Restoring the ABCC

Ignoring the political machinations surrounding the Government's bills to restore the Australian Building and Construction Commission (ABCC), there is potentially an important economic reform at stake.

Building and construction is a vital component of our economy. It directly constitutes about 10% of Australian Gross Domestic Product and employment.

Importantly, however, is that this sector is critical to our economic performance as we transition from the mining boom. An efficient, flexible and innovative building and construction sector will allow us to redirect investment from large scale mining projects to the infrastructure and other private sector developments that are now required.

While it is difficult to assess how effective the former ABCC was in improving the efficiency of the building and construction sector, a number of reports have attempted to do so. For example, Master Builders Australia commissioned ongoing studies tracking the productivity of the sector over time (the latest of these reports can be found here while another report for the BCA looking at industrial relations issues in the sector can be found here).

Of course these reports are dated, but they do point to the potential economic benefits of improving the performance of this sector. Indeed, looking at the data on industrial disputes from the Australian Bureau of Statistics there has been an increase in industrial action across the building and construction sector since the abolition of the ABCC, against a broader trend.

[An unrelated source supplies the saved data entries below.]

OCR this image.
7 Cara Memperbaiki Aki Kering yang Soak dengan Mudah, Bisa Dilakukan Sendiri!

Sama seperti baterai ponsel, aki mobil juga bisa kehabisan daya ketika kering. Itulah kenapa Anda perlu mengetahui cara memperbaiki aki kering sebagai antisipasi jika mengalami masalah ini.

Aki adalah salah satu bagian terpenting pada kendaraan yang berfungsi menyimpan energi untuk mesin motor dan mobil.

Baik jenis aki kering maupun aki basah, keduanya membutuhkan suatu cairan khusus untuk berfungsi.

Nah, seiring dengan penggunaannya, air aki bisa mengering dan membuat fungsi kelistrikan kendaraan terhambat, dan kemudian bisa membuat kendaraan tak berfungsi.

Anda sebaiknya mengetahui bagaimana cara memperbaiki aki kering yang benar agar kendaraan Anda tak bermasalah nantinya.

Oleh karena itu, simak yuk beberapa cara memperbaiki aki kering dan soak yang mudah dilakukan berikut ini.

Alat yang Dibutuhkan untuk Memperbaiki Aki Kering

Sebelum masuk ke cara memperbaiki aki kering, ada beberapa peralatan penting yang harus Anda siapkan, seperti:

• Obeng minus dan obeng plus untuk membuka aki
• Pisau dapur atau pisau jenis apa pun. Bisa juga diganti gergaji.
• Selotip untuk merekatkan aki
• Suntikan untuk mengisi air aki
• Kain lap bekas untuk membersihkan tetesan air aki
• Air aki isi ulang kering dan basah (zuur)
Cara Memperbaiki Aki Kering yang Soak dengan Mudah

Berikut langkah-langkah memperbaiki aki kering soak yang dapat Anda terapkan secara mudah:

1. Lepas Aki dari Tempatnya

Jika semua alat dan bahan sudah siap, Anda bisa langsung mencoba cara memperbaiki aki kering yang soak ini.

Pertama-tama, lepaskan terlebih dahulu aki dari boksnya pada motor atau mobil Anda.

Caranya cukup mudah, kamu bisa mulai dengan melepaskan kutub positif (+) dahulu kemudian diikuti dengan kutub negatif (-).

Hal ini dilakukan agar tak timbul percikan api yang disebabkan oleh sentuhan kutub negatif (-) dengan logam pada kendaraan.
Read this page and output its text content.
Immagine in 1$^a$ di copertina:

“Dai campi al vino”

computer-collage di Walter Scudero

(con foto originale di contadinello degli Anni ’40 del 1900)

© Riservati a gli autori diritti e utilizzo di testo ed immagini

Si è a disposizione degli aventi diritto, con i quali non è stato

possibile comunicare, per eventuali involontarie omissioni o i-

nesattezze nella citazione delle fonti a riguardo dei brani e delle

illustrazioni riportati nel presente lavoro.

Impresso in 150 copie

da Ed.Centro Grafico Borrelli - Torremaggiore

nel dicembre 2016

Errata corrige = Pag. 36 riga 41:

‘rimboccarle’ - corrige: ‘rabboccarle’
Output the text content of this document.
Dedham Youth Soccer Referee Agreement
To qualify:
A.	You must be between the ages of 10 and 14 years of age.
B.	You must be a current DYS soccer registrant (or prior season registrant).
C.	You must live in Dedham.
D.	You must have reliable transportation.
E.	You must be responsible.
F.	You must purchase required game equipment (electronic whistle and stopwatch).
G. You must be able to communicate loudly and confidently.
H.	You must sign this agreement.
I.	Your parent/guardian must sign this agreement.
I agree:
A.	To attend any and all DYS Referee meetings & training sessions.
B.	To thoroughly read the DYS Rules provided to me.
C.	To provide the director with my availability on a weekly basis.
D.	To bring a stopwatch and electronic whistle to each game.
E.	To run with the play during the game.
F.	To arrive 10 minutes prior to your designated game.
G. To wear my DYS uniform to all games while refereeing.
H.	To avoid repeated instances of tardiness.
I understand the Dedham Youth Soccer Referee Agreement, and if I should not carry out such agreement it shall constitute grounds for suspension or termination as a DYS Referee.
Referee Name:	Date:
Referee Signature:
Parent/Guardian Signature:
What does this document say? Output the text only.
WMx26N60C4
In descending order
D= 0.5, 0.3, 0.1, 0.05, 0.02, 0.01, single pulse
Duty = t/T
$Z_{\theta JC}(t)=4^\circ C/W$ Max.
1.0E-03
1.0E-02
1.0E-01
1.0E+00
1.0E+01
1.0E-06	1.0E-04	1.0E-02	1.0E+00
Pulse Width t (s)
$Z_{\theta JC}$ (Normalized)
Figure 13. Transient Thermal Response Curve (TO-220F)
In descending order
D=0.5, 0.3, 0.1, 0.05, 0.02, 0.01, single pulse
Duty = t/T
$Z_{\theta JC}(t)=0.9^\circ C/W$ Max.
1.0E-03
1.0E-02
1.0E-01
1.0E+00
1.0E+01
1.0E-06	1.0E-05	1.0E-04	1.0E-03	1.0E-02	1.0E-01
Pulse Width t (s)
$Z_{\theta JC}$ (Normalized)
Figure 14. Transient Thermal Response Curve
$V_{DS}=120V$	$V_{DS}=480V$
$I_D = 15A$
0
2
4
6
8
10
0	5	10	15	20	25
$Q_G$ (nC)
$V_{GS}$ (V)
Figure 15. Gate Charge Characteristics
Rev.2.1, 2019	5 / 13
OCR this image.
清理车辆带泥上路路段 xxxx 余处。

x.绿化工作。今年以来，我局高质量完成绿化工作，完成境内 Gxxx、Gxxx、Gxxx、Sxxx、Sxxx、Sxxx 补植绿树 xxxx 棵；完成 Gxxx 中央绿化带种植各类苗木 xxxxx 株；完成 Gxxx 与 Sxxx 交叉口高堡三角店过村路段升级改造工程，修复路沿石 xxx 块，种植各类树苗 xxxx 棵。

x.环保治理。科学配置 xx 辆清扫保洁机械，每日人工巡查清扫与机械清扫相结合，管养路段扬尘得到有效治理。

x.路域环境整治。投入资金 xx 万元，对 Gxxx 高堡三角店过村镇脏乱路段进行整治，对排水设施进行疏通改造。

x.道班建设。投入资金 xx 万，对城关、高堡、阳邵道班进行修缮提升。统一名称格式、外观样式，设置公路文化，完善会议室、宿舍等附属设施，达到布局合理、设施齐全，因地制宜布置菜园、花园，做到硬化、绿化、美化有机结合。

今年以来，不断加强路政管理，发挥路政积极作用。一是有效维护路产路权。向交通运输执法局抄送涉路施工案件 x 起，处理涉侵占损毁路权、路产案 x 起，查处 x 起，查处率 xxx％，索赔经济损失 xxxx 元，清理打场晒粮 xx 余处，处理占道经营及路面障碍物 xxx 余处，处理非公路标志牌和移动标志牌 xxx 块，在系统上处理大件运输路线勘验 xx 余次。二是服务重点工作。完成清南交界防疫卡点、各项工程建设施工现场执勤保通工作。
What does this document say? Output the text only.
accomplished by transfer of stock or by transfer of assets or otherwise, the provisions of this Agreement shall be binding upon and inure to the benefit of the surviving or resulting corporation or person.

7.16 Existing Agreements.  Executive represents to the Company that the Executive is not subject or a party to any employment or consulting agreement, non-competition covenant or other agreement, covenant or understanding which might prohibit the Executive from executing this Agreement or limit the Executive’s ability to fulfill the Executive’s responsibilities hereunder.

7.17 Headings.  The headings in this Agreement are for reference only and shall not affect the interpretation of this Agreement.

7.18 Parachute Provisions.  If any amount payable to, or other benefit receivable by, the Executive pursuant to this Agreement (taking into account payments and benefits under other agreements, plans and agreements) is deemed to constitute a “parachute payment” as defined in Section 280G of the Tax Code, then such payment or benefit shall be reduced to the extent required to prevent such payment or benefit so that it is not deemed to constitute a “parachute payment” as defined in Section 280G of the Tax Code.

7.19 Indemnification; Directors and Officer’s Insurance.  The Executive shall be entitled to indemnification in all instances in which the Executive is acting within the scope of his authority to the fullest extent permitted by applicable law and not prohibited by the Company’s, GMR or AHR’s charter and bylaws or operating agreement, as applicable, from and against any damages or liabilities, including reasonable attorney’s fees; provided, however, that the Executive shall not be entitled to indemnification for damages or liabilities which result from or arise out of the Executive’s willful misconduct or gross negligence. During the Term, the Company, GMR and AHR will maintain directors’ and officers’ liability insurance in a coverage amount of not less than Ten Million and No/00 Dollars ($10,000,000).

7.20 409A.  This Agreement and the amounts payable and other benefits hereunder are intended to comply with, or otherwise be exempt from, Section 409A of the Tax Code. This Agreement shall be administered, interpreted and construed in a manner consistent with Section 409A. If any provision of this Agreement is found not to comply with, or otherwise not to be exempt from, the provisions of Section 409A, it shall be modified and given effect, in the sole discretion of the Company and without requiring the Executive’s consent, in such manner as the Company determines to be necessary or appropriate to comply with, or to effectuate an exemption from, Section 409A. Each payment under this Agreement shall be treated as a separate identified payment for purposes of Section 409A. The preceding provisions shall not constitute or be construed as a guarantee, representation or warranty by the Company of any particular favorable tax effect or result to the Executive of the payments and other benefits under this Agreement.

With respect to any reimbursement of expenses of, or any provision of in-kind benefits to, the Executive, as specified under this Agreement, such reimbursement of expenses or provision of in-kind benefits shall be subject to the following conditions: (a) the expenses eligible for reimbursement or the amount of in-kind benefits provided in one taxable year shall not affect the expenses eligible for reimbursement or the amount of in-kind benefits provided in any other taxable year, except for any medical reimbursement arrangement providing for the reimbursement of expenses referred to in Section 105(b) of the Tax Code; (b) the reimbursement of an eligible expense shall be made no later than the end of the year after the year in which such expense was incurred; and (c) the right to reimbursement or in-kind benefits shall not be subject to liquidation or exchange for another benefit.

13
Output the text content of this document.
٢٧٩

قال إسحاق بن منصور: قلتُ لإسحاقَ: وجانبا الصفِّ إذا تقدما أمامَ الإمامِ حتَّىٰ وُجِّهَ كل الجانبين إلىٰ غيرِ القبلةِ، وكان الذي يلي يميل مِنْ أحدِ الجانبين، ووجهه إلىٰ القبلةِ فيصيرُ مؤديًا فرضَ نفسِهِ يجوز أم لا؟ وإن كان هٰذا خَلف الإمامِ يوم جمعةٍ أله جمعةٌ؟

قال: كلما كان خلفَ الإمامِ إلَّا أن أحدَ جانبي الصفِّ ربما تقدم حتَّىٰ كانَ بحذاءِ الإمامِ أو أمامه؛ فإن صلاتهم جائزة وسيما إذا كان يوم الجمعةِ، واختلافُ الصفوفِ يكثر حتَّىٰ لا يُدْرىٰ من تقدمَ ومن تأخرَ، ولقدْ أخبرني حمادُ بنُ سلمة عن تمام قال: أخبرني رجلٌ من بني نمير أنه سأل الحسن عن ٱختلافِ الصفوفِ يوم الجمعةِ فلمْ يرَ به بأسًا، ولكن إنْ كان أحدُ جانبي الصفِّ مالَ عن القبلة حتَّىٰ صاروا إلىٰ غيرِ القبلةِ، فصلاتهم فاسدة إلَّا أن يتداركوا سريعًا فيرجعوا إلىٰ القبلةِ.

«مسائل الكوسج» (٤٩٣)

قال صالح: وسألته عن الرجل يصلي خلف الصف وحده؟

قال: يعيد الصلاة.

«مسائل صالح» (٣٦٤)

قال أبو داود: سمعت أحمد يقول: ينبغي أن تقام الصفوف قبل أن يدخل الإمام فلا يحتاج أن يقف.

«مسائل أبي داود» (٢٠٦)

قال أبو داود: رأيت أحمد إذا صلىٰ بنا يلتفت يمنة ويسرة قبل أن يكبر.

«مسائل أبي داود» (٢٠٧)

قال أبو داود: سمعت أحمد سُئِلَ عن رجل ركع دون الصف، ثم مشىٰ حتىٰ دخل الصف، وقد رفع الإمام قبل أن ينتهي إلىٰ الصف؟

Our own modelling shows that if the building and construction sector could increase its productivity by 5%, this would add an additional 0.7% to Australia's real Gross Domestic Product in 2020 (around $13.1 billion). This would be driven by additional investment that we estimate would increase by 3.5%, creating an additional 4,000 jobs.

While this is a ballpark estimate, it does highlight the importance of reforms to this sector, and the benefits that might flow to Australians.